Entenda o caso - O casal se divorciou em 2004, quando concordaram que o apartamento ficaria integralmente com a mulher. No ano seguinte, por meio de escritura pública, a mulher transferiu o imóvel para sua irmã pela quantia de R$ 85 mil. Um mês depois, a ex-mulher se matou após disparar um tiro contra o próprio filho, que morreu na sequência.
Com isso, o pai da criança ajuizou ação pedindo a declaração de nulidade da venda do apartamento, e como a criança morreu poucas horas depois da mãe, o pai invocou sua condição de único herdeiro do filho, o que lhe daria direito à herança. O homem sustentou que o intuito do negócio feito entre as irmãs era ocultar uma doação, o que representou ofensa à legítima. Por isso, ele pediu a reintegração de posse do imóvel.
Em primeiro grau, o juiz entendeu que a mãe faleceu antes do filho e, por isso, foi declarada a nulidade parcial da doação do imóvel, atingindo os 50% que representam a legítima, ou seja, a parte não disponível do patrimônio.
O Tribunal de Justiça de São Paulo (TJSP) sustentou a sentença, esclarecendo que os cunhados seriam condôminos, o que não afastaria a irmã da falecida da posse do apartamento. Ao julgar recurso do pai da criança, o ministro Marco Buzzi reconheceu a nulidade da operação apenas na fração que corresponde à legítima, distinguindo os conceitos de simulação absoluta e relativa.
Na simulação absoluta, as partes na realidade não realizam nenhum negócio e apenas simulam, para criar uma aparência, uma ilusão externa, sem que na verdade desejem o ato, ou seja, o negócio simulado é realizado para não produzir nenhum efeito. Em geral, a simulação absoluta destina-se a prejudicar terceiro, subtraindo os bens do devedor à execução ou partilha.
Já em relação à simulação relativa, também chamada de dissimulação, o negócio tem a finalidade de encobrir outro de natureza diversa, destinando-se apenas a ocultar a vontade real dos contraentes e, por conseguinte, o acordo de fato almejado.
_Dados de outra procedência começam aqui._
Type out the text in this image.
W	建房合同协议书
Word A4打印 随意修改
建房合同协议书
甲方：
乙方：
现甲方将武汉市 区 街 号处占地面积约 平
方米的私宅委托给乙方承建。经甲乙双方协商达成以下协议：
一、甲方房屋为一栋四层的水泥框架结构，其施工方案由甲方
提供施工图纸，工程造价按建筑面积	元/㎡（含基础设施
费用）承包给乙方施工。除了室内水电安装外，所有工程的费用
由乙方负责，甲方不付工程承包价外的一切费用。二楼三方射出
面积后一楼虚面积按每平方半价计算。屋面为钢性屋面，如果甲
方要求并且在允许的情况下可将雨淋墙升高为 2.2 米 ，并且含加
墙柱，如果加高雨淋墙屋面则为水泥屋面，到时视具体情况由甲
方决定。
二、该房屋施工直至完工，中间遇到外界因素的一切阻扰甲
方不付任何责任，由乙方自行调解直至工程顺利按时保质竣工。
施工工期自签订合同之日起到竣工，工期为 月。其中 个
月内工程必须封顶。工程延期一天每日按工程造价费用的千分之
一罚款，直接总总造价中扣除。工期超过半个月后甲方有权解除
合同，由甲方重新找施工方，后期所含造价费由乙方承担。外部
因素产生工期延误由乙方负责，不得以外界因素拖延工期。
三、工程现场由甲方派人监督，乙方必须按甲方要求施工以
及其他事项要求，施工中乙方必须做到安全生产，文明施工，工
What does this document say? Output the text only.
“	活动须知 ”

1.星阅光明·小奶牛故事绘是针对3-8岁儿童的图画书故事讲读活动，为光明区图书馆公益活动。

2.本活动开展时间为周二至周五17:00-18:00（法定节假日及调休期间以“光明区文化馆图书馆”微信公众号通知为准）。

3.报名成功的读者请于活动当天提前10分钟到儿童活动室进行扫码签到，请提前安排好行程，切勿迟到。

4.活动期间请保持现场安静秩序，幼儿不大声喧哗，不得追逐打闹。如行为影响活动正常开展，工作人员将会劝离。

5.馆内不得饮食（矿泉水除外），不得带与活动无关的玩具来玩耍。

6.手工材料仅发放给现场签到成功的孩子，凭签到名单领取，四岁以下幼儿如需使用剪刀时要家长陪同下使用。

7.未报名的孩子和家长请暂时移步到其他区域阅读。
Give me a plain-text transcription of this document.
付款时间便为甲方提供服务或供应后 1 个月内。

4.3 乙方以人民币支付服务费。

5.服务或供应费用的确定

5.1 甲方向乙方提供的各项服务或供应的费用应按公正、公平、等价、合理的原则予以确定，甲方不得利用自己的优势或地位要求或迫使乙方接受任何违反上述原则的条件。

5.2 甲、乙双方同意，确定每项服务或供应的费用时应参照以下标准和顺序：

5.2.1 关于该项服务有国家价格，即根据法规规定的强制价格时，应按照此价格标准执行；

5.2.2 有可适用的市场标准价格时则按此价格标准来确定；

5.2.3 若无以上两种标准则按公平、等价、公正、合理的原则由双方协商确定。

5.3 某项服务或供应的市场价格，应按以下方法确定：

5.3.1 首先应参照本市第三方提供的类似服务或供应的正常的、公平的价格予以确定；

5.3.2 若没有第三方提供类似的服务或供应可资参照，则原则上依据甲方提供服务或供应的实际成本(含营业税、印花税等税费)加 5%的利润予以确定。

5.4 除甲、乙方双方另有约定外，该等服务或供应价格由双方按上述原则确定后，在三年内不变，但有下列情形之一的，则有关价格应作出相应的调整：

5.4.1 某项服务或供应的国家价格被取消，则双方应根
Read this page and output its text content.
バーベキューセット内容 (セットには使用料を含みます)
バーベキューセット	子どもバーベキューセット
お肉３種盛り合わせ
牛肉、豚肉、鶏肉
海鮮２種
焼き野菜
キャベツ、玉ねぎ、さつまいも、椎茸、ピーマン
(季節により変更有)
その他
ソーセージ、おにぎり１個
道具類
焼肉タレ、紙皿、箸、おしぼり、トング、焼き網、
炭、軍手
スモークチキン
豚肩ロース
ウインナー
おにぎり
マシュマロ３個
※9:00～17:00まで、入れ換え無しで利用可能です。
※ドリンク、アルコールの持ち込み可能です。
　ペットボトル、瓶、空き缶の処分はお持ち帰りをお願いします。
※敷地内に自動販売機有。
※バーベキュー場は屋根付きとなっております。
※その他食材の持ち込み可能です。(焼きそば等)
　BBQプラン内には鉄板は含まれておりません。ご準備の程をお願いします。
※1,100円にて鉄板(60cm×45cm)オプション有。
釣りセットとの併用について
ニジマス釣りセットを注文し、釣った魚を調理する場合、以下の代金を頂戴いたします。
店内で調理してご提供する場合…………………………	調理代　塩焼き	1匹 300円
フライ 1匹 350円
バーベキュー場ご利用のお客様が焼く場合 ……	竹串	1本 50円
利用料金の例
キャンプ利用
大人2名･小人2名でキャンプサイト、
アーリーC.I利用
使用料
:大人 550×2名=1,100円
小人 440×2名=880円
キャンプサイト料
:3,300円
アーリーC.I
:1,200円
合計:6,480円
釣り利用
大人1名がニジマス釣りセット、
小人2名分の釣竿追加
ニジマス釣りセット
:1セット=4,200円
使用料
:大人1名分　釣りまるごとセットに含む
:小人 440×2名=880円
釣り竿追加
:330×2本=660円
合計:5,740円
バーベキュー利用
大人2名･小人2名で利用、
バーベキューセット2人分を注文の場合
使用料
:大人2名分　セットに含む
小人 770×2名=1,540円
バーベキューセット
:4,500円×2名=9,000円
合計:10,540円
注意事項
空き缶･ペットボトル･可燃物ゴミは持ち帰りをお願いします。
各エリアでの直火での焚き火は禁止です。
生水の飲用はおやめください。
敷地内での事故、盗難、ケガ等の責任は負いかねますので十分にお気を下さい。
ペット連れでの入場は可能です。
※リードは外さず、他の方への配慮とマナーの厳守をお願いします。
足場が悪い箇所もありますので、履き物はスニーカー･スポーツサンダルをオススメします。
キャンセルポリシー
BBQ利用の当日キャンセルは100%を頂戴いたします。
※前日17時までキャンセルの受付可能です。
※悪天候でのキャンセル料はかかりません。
O ministro Buzzi esclareceu que, tratando-se de simulação relativa, o Código Civil, artigo 167, determina que subsista o negócio dissimulado, se for válido. O magistrado explicou que o negócio jurídico dissimulado apenas representou ofensa à lei e prejuízo a terceiro na parte em que excedeu ao que a doadora, única detentora dos direitos sobre o bem imóvel objeto do negócio, poderia dispor.